Determinar cómo afecta el estrés a las mitocondrias de las células cerebrales suele implicar el sacrificio de animales, una práctica que obviamente queda descartada en el caso de los humanos. No obstante, los pocos estudios que han encontrado formas de explorar el problema en personas han hallado indicios de una relación.

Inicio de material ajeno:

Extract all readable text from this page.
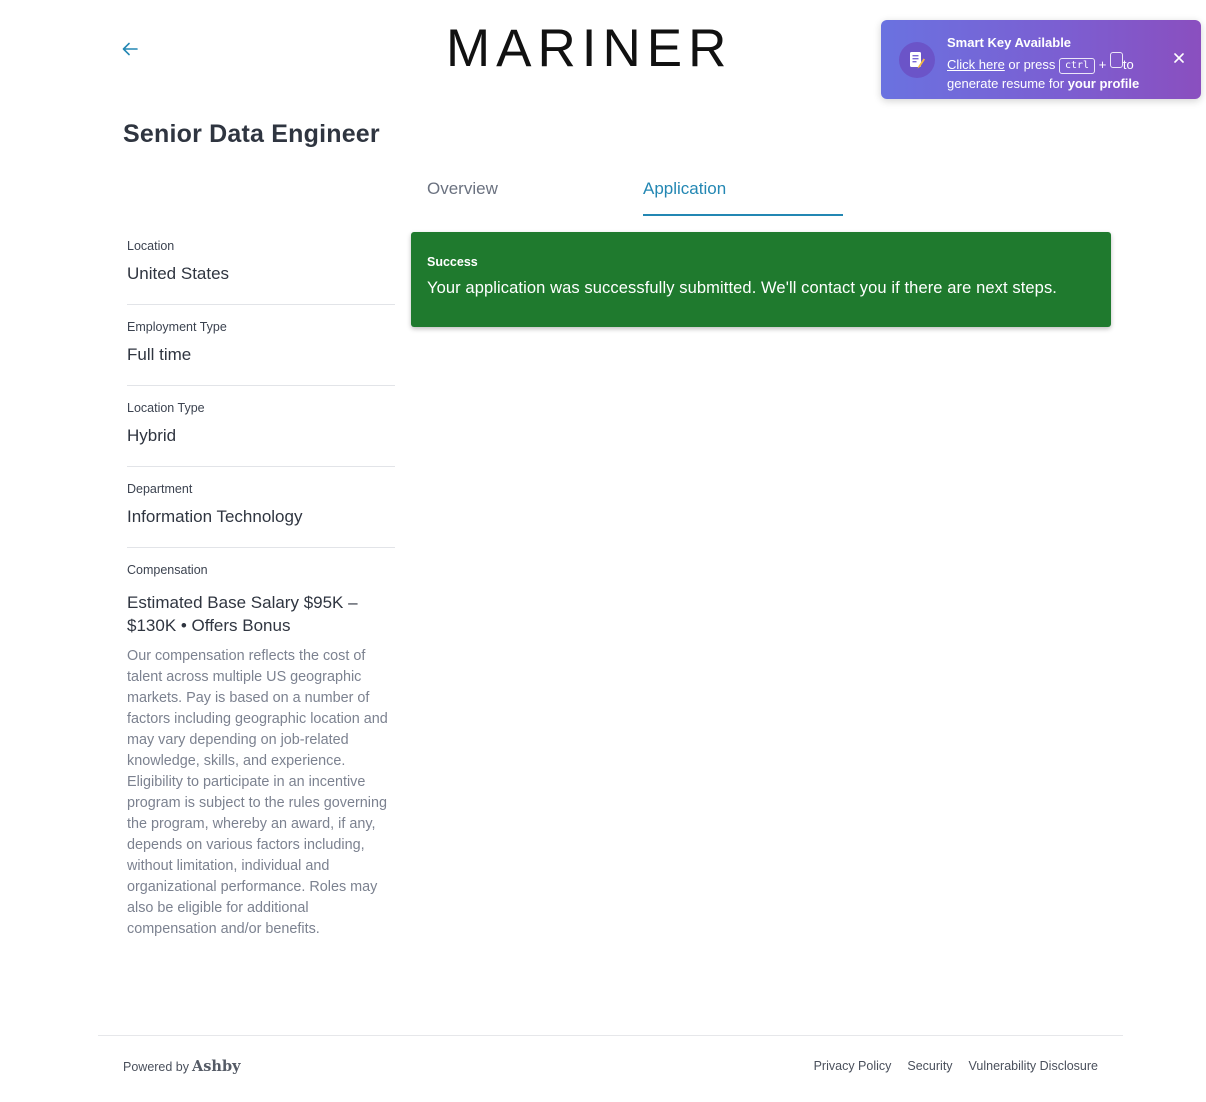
MARINER	Smart Key Available
Click here or press ctrl + to
generate resume for your profile
Senior Data Engineer
Overview	Application
Location
United States
Employment Type
Full time
Location Type
Hybrid
Department
Information Technology
Compensation
Estimated Base Salary $95K – $130K • Offers Bonus
Our compensation reflects the cost of talent across multiple US geographic markets. Pay is based on a number of factors including geographic location and may vary depending on job-related knowledge, skills, and experience. Eligibility to participate in an incentive program is subject to the rules governing the program, whereby an award, if any, depends on various factors including, without limitation, individual and organizational performance. Roles may also be eligible for additional compensation and/or benefits.
Success
Your application was successfully submitted. We'll contact you if there are next steps.
Powered by Ashby	Privacy Policy Security Vulnerability Disclosure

Uno de ellos fue un estudio de 2019 en Psiconeuroendocrinología, dirigido por Caroline Trumpff, investigadora postdoctoral en el laboratorio de Picard. Ella y sus colaboradores Anna Marsland y Brett Kaufman, de la Universidad de Pittsburgh, observaron una pequeña muestra de adultos sanos de mediana edad y encontraron una asociación entre el estrés psicológico agudo y un rápido aumento de segmentos cortos de ADN mitocondrial que flotan fuera de las células. Estos fragmentos de ADN mitocondrial se liberan normalmente durante eventos dañinos relacionados con lesiones o enfermedades. El efecto fue más pronunciado en los hombres que en las mujeres.
Identificar cómo se produce ese tipo de daño mitocondrial relacionado con el estrés es un trabajo en curso. Una explicación probable es que la sobreactividad de las mitocondrias en respuesta al estrés hace que generen más moléculas denominadas especies reactivas de oxígeno, que pueden ser tóxicas para las células, dijo Sandi.